Anzac Memorial Park began as The Strand Park in the 1910s as a place for the residents of Townsville to visit and enjoy.  In September 1913, a bandstand, designed by Sydney architect A.B. Polin, was officially opened by the Mayor, Alderman R.W. McLelland, and dedicated to the memory of the late Alderman J.H. Tyack. The park was progressively expanded and developed and from the 1920s became a focus for the city's ANZAC Day activities.  Reflective of this important use, the park was formally renamed the ANZAC Memorial Park in 1934.

The Telecasters North Queensland Building was previously the Queens Hotel.  This building was built in stages between 1902 and the 1920s by publican John Tyack, to the design of prominent architectural firm Eaton, Bates and Polin.  The hotel soon acquired a reputation as being one of the finest hotels in North Queensland.

The Tobruk Memorial Baths were built between 1941 and 1950, with early construction slowed as a result of the Second World War.  The Baths were designed and built by the Townsville City Council's engineering and works department and named the Tobruk Memorial Baths in honour of the Australian servicemen who had taken part in the Siege of Tobruk.

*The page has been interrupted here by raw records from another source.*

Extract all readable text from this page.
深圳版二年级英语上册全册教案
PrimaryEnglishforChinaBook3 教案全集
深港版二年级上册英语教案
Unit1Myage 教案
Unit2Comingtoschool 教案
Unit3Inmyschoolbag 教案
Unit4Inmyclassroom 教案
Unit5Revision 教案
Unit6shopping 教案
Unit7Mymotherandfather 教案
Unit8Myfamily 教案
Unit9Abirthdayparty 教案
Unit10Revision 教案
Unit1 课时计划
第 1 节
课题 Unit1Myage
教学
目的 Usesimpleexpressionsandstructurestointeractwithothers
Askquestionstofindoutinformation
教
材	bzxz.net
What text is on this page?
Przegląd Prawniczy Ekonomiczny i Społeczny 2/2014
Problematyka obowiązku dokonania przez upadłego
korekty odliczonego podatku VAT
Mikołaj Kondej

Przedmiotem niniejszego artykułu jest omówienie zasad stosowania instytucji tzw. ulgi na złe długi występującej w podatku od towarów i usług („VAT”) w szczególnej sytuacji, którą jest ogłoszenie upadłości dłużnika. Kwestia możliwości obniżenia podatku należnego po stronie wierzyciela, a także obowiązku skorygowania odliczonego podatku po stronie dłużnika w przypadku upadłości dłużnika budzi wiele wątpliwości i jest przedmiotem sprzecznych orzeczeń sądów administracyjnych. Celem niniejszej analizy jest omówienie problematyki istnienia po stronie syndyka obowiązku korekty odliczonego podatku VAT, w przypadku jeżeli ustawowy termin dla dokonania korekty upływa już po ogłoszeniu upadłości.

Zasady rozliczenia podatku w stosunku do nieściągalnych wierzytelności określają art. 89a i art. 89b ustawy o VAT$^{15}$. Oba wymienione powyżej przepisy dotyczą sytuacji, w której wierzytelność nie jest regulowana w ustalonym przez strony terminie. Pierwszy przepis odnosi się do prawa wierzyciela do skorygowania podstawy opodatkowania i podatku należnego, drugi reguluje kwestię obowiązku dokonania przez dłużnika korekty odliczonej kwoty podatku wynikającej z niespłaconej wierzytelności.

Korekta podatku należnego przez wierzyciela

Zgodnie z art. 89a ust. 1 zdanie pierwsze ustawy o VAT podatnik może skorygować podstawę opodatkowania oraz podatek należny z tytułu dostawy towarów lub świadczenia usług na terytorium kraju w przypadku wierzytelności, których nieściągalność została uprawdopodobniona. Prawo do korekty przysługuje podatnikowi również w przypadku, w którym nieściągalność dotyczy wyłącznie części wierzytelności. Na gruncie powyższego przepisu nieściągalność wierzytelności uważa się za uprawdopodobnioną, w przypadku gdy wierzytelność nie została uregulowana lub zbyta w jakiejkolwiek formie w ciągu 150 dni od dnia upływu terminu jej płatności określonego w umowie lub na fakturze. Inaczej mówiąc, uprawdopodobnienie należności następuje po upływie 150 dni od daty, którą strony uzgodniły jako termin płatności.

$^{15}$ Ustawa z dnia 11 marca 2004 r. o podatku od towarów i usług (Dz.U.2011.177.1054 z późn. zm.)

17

Other recreational features include:
- Oceanway pavement
- Rockpool
- Barbecue areas
- Surf Lifesaving Club
- Strand Park
- Waterpark
- Ocean Siren, a water sculpture by Jason deCaires Taylor modelled on twelve-year-old indigenous Wulgurukaba girl Takoda Johnson, which changes colour based on the water temperature measured nearby

== Events ==

Since the opening of the Strand, the foreshore has been used for many annual or monthly events. The fourth Friday of each month sees Strand Park used for Nightmarkets, which is a popular festivity among the local residents. Other events include the annual Townsville City Council Run Christmas events, Carols by Candlelight and Stable on the Strand, as well as a fireworks display and gathering on New Year's Eve. One example of a bi-annual event is the Strand Ephemera, wherein local and regional artists display their works along the foreshore. Some works from this event have become permanent on the foreshore, including the Silver Coconuts near the Rock Pool.